The company is conducting an auction process for a private investment in public equity (PIPE) with firms including Cerberus Capital Management and Platinum Equity, the WSJ reported, citing people familiar with the matter.

Bids for the auction are due next week, the paper said, adding that such an investment is just one of the options Avon is looking at.

It is unclear what the size of the stake would be or if the deal would go through, the WSJ said.

Avon, valued at nearly $2 billion as of Wednesday's close, declined to comment. Platinum Equity and Cerberus also declined to comment.

Avon's shares were down for most of Thursday before being halted for market volatility. They resumed trading after the WSJ report was published and spiked as much as 12.6 percent. The stock has since reversed course to trade down 4 percent at $4.34.
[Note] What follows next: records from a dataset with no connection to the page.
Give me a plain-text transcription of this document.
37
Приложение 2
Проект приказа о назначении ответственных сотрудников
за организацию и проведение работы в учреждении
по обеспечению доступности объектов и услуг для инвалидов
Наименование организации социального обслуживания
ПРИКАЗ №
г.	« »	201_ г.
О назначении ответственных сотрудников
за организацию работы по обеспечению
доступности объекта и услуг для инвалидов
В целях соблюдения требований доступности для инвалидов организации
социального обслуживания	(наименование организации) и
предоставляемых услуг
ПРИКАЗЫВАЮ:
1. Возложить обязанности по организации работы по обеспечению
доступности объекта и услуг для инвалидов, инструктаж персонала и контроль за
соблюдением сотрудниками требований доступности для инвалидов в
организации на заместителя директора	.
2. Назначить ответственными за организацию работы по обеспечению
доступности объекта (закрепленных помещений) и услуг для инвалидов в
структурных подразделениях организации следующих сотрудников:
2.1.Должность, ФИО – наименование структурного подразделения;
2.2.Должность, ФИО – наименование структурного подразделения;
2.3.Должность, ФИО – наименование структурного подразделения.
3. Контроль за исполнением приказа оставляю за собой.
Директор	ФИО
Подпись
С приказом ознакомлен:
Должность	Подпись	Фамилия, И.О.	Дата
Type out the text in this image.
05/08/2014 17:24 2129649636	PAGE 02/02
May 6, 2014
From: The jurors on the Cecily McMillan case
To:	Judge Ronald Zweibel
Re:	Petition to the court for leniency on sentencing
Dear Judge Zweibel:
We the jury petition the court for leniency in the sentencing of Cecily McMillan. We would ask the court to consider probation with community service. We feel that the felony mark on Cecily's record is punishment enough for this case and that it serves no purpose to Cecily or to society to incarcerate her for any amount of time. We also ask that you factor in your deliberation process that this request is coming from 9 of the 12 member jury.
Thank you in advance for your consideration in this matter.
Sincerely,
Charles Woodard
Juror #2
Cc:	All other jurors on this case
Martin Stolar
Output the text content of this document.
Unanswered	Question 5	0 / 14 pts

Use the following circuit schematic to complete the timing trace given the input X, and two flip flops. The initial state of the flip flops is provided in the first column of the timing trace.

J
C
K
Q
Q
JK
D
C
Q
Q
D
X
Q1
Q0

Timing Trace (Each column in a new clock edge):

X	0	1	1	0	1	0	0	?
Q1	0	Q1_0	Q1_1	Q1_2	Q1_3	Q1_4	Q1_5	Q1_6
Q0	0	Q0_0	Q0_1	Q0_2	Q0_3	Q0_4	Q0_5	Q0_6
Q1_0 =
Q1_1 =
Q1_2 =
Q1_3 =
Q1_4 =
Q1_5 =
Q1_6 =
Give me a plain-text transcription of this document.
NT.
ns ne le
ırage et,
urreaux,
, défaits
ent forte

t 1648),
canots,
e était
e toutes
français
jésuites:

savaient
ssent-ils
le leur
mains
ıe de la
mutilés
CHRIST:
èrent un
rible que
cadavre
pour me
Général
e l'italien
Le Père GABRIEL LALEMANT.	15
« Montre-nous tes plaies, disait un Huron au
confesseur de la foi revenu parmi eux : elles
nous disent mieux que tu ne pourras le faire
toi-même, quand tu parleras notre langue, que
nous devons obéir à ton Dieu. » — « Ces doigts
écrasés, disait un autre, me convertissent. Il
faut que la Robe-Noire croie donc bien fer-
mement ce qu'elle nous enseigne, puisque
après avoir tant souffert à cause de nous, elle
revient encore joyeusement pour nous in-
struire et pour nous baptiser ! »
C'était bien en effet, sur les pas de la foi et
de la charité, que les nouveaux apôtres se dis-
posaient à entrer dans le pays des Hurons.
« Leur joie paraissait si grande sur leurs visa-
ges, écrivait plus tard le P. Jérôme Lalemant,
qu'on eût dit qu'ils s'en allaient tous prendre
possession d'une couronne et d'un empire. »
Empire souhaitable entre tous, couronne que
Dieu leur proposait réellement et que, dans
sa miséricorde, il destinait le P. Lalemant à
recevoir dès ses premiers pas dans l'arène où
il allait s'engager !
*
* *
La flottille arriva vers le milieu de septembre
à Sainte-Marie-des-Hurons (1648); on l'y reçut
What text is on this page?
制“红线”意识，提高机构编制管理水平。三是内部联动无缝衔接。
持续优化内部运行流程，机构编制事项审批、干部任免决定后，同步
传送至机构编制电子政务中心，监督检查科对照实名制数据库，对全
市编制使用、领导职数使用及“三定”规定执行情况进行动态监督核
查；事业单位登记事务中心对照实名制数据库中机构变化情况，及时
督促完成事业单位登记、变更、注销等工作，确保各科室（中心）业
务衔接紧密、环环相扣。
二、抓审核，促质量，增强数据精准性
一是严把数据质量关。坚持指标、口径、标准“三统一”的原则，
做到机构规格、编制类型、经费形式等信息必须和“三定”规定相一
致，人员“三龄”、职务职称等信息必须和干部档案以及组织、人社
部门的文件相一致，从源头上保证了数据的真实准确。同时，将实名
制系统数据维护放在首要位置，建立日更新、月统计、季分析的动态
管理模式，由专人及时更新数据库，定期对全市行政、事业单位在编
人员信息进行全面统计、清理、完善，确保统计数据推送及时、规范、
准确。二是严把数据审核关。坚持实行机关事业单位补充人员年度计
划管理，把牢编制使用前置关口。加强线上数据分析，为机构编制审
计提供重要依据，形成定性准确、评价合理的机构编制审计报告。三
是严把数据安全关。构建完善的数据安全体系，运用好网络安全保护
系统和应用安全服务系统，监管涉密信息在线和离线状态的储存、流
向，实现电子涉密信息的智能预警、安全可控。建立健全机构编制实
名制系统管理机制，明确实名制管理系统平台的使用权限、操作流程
The company has been struggling to reverse a decline in sales for nearly four years, as it loses representatives – the so-called "Avon Ladies" – in the United States and as it grapples with weak demand in Brazil.

The report comes about four months after Avon was the target of a bogus takeover bid made by a firm calling itself PTG Capital Partners.

The firm, incorporated in a remote archipelago in the Indian Ocean, offered on May 14 to buy Avon for $18.75 per share, nearly three times the company's value at that time.

The U.S. Securities and Exchange Commission has since charged a Bulgarian man with being an architect behind the hoax.